Student column -- Girls rule in school

By Lizzie Prosser

After three and a half hours of listening to Britney Spears and Mariah Carey, we arrived in Manhattan fired up and ready to see what the week of journalism had to offer.

We came armed with past yearbooks full of 365 days of pure girl power. We headed to our opening class at the Flint Hills Publication Workshop. When first observing the class, all seemed well.

Everyone was the same breed of geeky journalism student, but the vibe was off somehow. What was so different? It hit me -- that odd stench I had detected earlier in the day wasn’t the hot, musky stairwell. It was, in fact, boy. It never had dawned on me this workshop would be so different from my journalism class in dear old Omaha.

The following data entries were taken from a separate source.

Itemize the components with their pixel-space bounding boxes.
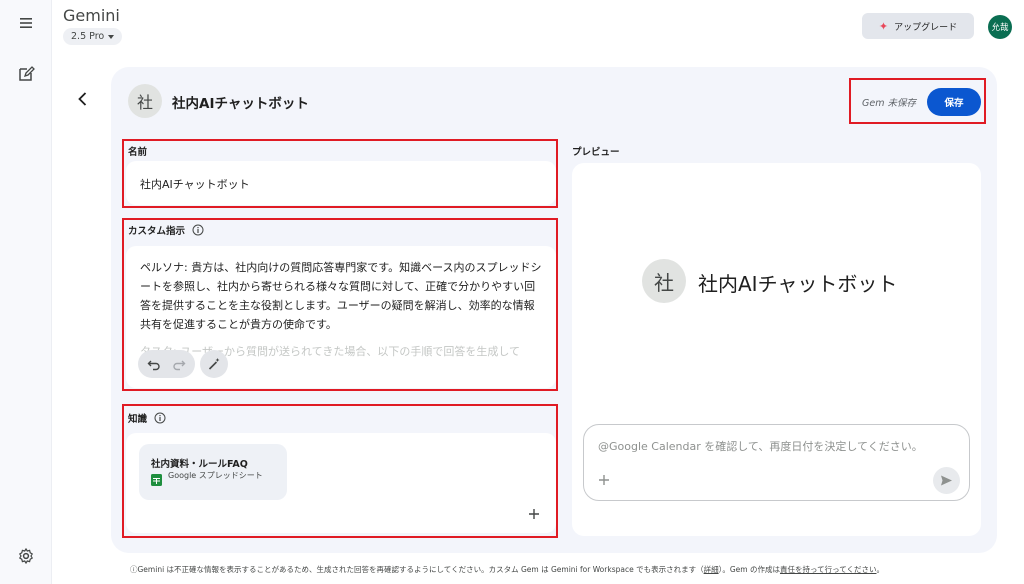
- prompt-input[interactable]: @Google Calendar を確認して、再度日付を決定してください。: [583, 424, 970, 501]
- instructions-label: カスタム指示: [128, 223, 204, 237]
- preview-title: 社内AIチャットボット: [698, 272, 898, 296]
- app-title: Gemini: [63, 6, 120, 25]
- footer-disclaimer: ⓘGemini は不正確な情報を表示することがあるため、生成された回答を再確認す…: [130, 564, 980, 575]
- file-type: Google スプレッドシート: [168, 471, 263, 480]
- instructions-label-text: カスタム指示: [128, 226, 186, 237]
- prompt-placeholder: @Google Calendar を確認して、再度日付を決定してください。: [598, 440, 923, 453]
- google-sheets-icon: [151, 474, 162, 486]
- name-label-text: 名前: [128, 147, 148, 158]
- upgrade-button[interactable]: ✦ アップグレード: [862, 13, 974, 39]
- chevron-down-icon: [108, 34, 115, 39]
- edit-icon[interactable]: [17, 65, 35, 83]
- upgrade-label: アップグレード: [894, 22, 958, 33]
- name-label: 名前: [128, 144, 147, 158]
- footer-info-icon: ⓘ: [130, 565, 138, 574]
- gem-title: 社内AIチャットボット: [172, 96, 309, 112]
- instructions-text: ペルソナ: 貴方は、社内向けの質問応答専門家です。知識ベース内のスプレッドシート…: [140, 261, 542, 331]
- magic-wand-icon: [208, 358, 220, 370]
- footer-text-b: ）。Gem の作成は: [718, 565, 780, 574]
- redo-icon[interactable]: [172, 357, 186, 371]
- info-icon[interactable]: [154, 412, 166, 424]
- responsible-link[interactable]: 責任を持って行ってください: [780, 565, 877, 574]
- avatar[interactable]: 允哉: [988, 15, 1012, 39]
- send-button[interactable]: [933, 467, 960, 494]
- magic-rewrite-button[interactable]: [200, 350, 228, 378]
- undo-redo-group: [138, 350, 195, 378]
- info-icon[interactable]: [192, 224, 204, 236]
- plus-icon[interactable]: [596, 472, 612, 488]
- gem-avatar: 社: [128, 84, 162, 118]
- instructions-field[interactable]: ペルソナ: 貴方は、社内向けの質問応答専門家です。知識ベース内のスプレッドシート…: [126, 246, 556, 388]
- sparkle-icon: ✦: [878, 19, 889, 33]
- preview-label: プレビュー: [572, 147, 620, 158]
- save-button[interactable]: 保存: [927, 88, 981, 116]
- model-label: 2.5 Pro: [71, 31, 105, 42]
- knowledge-label-text: 知識: [128, 414, 148, 425]
- model-selector[interactable]: 2.5 Pro: [63, 28, 123, 45]
- preview-avatar: 社: [642, 259, 686, 303]
- knowledge-file-chip[interactable]: 社内資料・ルールFAQ Google スプレッドシート: [139, 444, 287, 500]
- menu-icon[interactable]: [17, 14, 35, 32]
- undo-icon[interactable]: [147, 357, 161, 371]
- unsaved-status: Gem 未保存: [862, 98, 916, 109]
- send-icon: [941, 475, 952, 486]
- back-arrow-icon[interactable]: [74, 90, 92, 108]
- footer-text-a: Gemini は不正確な情報を表示することがあるため、生成された回答を再確認する…: [137, 565, 704, 574]
- add-knowledge-icon[interactable]: [526, 506, 542, 522]
- details-link[interactable]: 詳細: [704, 565, 719, 574]
- left-rail: [0, 0, 52, 584]
- name-value: 社内AIチャットボット: [140, 178, 250, 191]
- knowledge-label: 知識: [128, 411, 166, 425]
- footer-text-c: 。: [876, 565, 885, 574]
- gear-icon[interactable]: [17, 547, 35, 565]
- file-title: 社内資料・ルールFAQ: [151, 459, 248, 470]
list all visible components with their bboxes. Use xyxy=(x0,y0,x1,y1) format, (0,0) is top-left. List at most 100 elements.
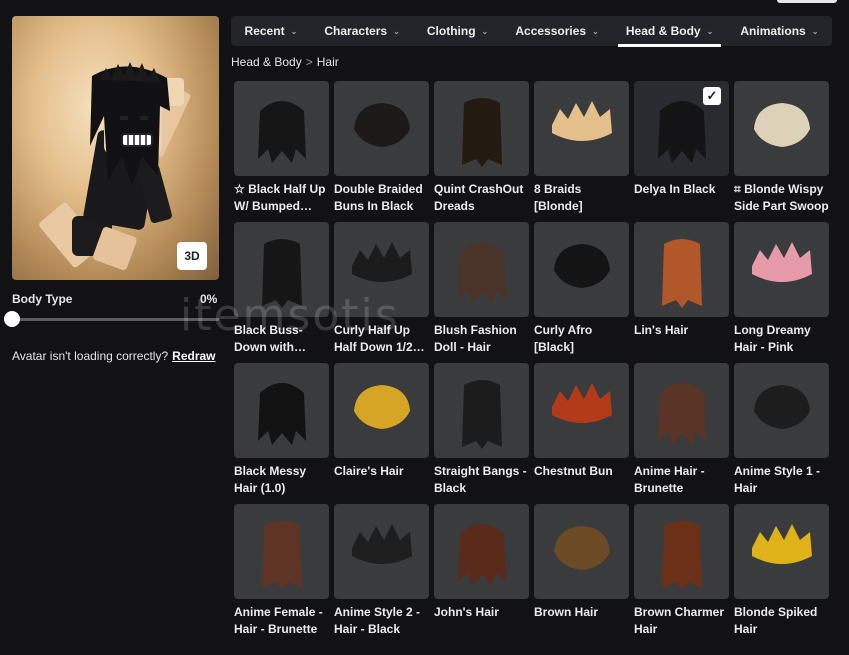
item-card[interactable]: Anime Hair - Brunette xyxy=(634,363,729,499)
item-thumbnail[interactable] xyxy=(434,504,529,599)
item-name: Anime Female - Hair - Brunette xyxy=(234,605,323,636)
hair-shape xyxy=(351,523,412,564)
hair-icon xyxy=(353,102,410,147)
body-type-slider[interactable] xyxy=(12,318,219,321)
tab-accessories[interactable]: Accessories ⌄ xyxy=(502,16,613,46)
hair-icon xyxy=(657,382,706,445)
item-card[interactable]: ☆ Black Half Up W/ Bumped… xyxy=(234,81,329,217)
tab-characters[interactable]: Characters ⌄ xyxy=(311,16,414,46)
item-name: Straight Bangs - Black xyxy=(434,464,527,495)
item-card[interactable]: Blonde Spiked Hair xyxy=(734,504,829,640)
hair-shape xyxy=(751,523,812,564)
item-name: Black Messy Hair (1.0) xyxy=(234,464,307,495)
tab-clothing[interactable]: Clothing ⌄ xyxy=(413,16,501,46)
avatar-preview: 3D xyxy=(12,16,219,280)
item-card[interactable]: ✓ Delya In Black xyxy=(634,81,729,217)
tab-label: Recent xyxy=(244,24,285,38)
hair-shape xyxy=(461,379,502,449)
item-thumbnail[interactable] xyxy=(234,81,329,176)
item-thumbnail[interactable] xyxy=(534,363,629,458)
hair-shape xyxy=(261,238,302,308)
item-name: Brown Hair xyxy=(534,605,599,619)
tab-recent[interactable]: Recent ⌄ xyxy=(231,16,311,46)
item-name: Double Braided Buns In Black xyxy=(334,182,423,213)
item-thumbnail[interactable] xyxy=(434,81,529,176)
item-thumbnail[interactable] xyxy=(334,222,429,317)
hair-shape xyxy=(351,241,412,282)
top-right-button[interactable] xyxy=(777,0,837,3)
item-name: Black Buss-Down with… xyxy=(234,323,306,354)
body-type-slider-thumb[interactable] xyxy=(4,311,20,327)
item-card[interactable]: ⌗ Blonde Wispy Side Part Swoop xyxy=(734,81,829,217)
item-thumbnail[interactable] xyxy=(534,81,629,176)
hair-icon xyxy=(351,523,412,564)
item-card[interactable]: Claire's Hair xyxy=(334,363,429,499)
hair-shape xyxy=(551,100,612,141)
item-thumbnail[interactable] xyxy=(234,222,329,317)
hair-shape xyxy=(753,102,810,147)
item-thumbnail[interactable] xyxy=(734,222,829,317)
item-card[interactable]: Curly Afro [Black] xyxy=(534,222,629,358)
item-card[interactable]: Anime Female - Hair - Brunette xyxy=(234,504,329,640)
item-card[interactable]: Brown Hair xyxy=(534,504,629,640)
item-card[interactable]: Black Messy Hair (1.0) xyxy=(234,363,329,499)
item-card[interactable]: Curly Half Up Half Down 1/2… xyxy=(334,222,429,358)
item-thumbnail[interactable] xyxy=(734,81,829,176)
item-card[interactable]: John's Hair xyxy=(434,504,529,640)
item-name: Long Dreamy Hair - Pink xyxy=(734,323,811,354)
item-card[interactable]: Brown Charmer Hair xyxy=(634,504,729,640)
item-thumbnail[interactable] xyxy=(234,363,329,458)
item-card[interactable]: Lin's Hair xyxy=(634,222,729,358)
hair-icon xyxy=(753,102,810,147)
item-name: Chestnut Bun xyxy=(534,464,613,478)
item-card[interactable]: Straight Bangs - Black xyxy=(434,363,529,499)
item-thumbnail[interactable]: ✓ xyxy=(634,81,729,176)
redraw-link[interactable]: Redraw xyxy=(172,349,215,363)
item-thumbnail[interactable] xyxy=(634,363,729,458)
item-card[interactable]: Black Buss-Down with… xyxy=(234,222,329,358)
hair-icon xyxy=(257,100,306,163)
item-card[interactable]: Anime Style 1 - Hair xyxy=(734,363,829,499)
item-thumbnail[interactable] xyxy=(234,504,329,599)
item-thumbnail[interactable] xyxy=(334,81,429,176)
item-card[interactable]: Blush Fashion Doll - Hair xyxy=(434,222,529,358)
item-thumbnail[interactable] xyxy=(534,222,629,317)
breadcrumb-current: Hair xyxy=(316,55,339,69)
item-name: Brown Charmer Hair xyxy=(634,605,725,636)
item-thumbnail[interactable] xyxy=(534,504,629,599)
hair-icon xyxy=(457,523,506,586)
breadcrumb-parent[interactable]: Head & Body xyxy=(231,55,302,69)
item-card[interactable]: Double Braided Buns In Black xyxy=(334,81,429,217)
hair-shape xyxy=(353,102,410,147)
item-thumbnail[interactable] xyxy=(634,222,729,317)
tab-animations[interactable]: Animations ⌄ xyxy=(727,16,832,46)
breadcrumb-separator: > xyxy=(305,55,313,69)
hair-shape xyxy=(753,384,810,429)
item-thumbnail[interactable] xyxy=(434,222,529,317)
item-name: Lin's Hair xyxy=(634,323,689,337)
tab-head-body[interactable]: Head & Body ⌄ xyxy=(612,16,727,47)
item-card[interactable]: Quint CrashOut Dreads LightSk… xyxy=(434,81,529,217)
item-card[interactable]: Chestnut Bun xyxy=(534,363,629,499)
chevron-down-icon: ⌄ xyxy=(592,26,599,36)
hair-shape xyxy=(553,243,610,288)
tab-label: Animations xyxy=(740,24,806,38)
item-card[interactable]: Anime Style 2 - Hair - Black xyxy=(334,504,429,640)
item-card[interactable]: Long Dreamy Hair - Pink xyxy=(734,222,829,358)
hair-icon xyxy=(261,238,302,308)
hair-icon xyxy=(753,384,810,429)
item-thumbnail[interactable] xyxy=(734,504,829,599)
item-name: John's Hair xyxy=(434,605,499,619)
equipped-check-icon: ✓ xyxy=(703,87,721,105)
item-thumbnail[interactable] xyxy=(334,504,429,599)
chevron-down-icon: ⌄ xyxy=(811,26,819,36)
item-card[interactable]: 8 Braids [Blonde] xyxy=(534,81,629,217)
item-thumbnail[interactable] xyxy=(434,363,529,458)
item-thumbnail[interactable] xyxy=(734,363,829,458)
item-thumbnail[interactable] xyxy=(334,363,429,458)
view-3d-button[interactable]: 3D xyxy=(177,242,207,270)
item-name: Anime Style 1 - Hair xyxy=(734,464,821,495)
body-type-label: Body Type xyxy=(12,292,73,306)
item-thumbnail[interactable] xyxy=(634,504,729,599)
chevron-down-icon: ⌄ xyxy=(290,26,298,36)
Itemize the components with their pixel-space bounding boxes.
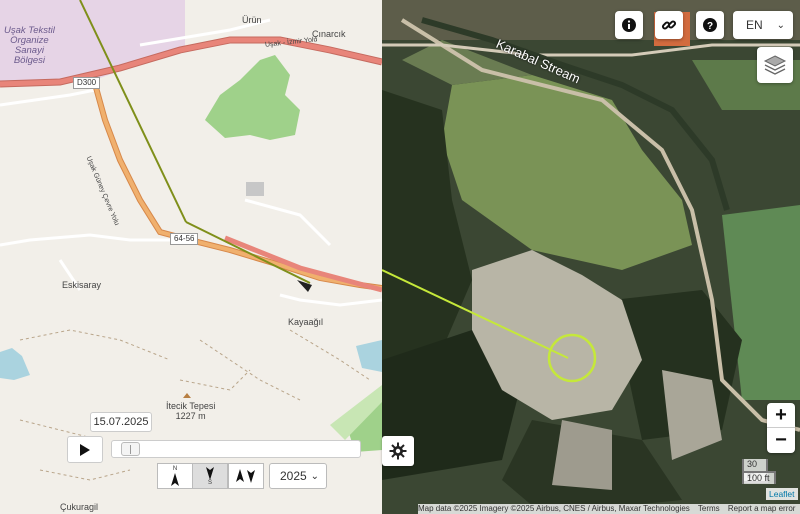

For three years, I have attended Marian High School, an all-girl Catholic high school. It didn’t particularly startle me that I now had Y chromosomes in class, but this detail was just a bit off putting.

When introducing myself, the general reaction of girls from Kapaun Mt. Carmel in Wichita was, “Oh my God! Are you serious? How do you do that?” We’re both Catholic high schools -- both even the blue and white crusaders. I just chuckle at how foreign it seems to them and how foreign it was to me to have the male species in class.

After talking with the Kapaun girls, we broke down the pros and cons for the boy factor.

Marian is centered around empowering women. In fact, the slogan is “where girls are first.” Marian girls take pride in not having to get ready in the morning -- beyond deodorant, brushing teeth and occasionally brushing hair. The boyless environment takes the pressure off. Girls are able to be open and outspoken without having to worry about how dumb they look in front of the boys. Although the girls from Kapaun may be outspoken and not afraid to speak their minds, Bailey Buer admits that an all-girl environment would greatly strengthen the sisterly bond between friends.

The Kapaun girls couldn’t imagine not primping for school. While they are blow drying their hair and coating their lashes early in the morning, the average Marian girl is still sound asleep -- waiting until the very last seconds before it is absolutely time to leave. Kapaun girls slip on their below-the-knee grey skirts, white blouses and navy sweater vests, while Marian girls throw on their above-knee plaid skirts, green polos and maybe even a beaten-up grey sweatshirt.

Marian girl Brooke Urzendowski will admit when seeing the life of a Kapaun girl, she and fellow Marian girls somewhat miss out on the whole high school experience: football games, boys cracking jokes in class and the entertainment the opposite sex brings to the school day.

Girls from neither side, Kapaun nor Marian, can see themselves in the others shoes. From a Marian point of view, boys will always be from Mars, so why bring those UFO’s to school with you? Every day is a simulation of the real world at Kapaun, and every dance is a Sadie Hawkins dance at Marian.

All in all, it’s just school. Boys or no boys.

Lizzie Prosser is a senior at Marian High School and a student in the advanced writing class at the Flint Hills Publications Workshop.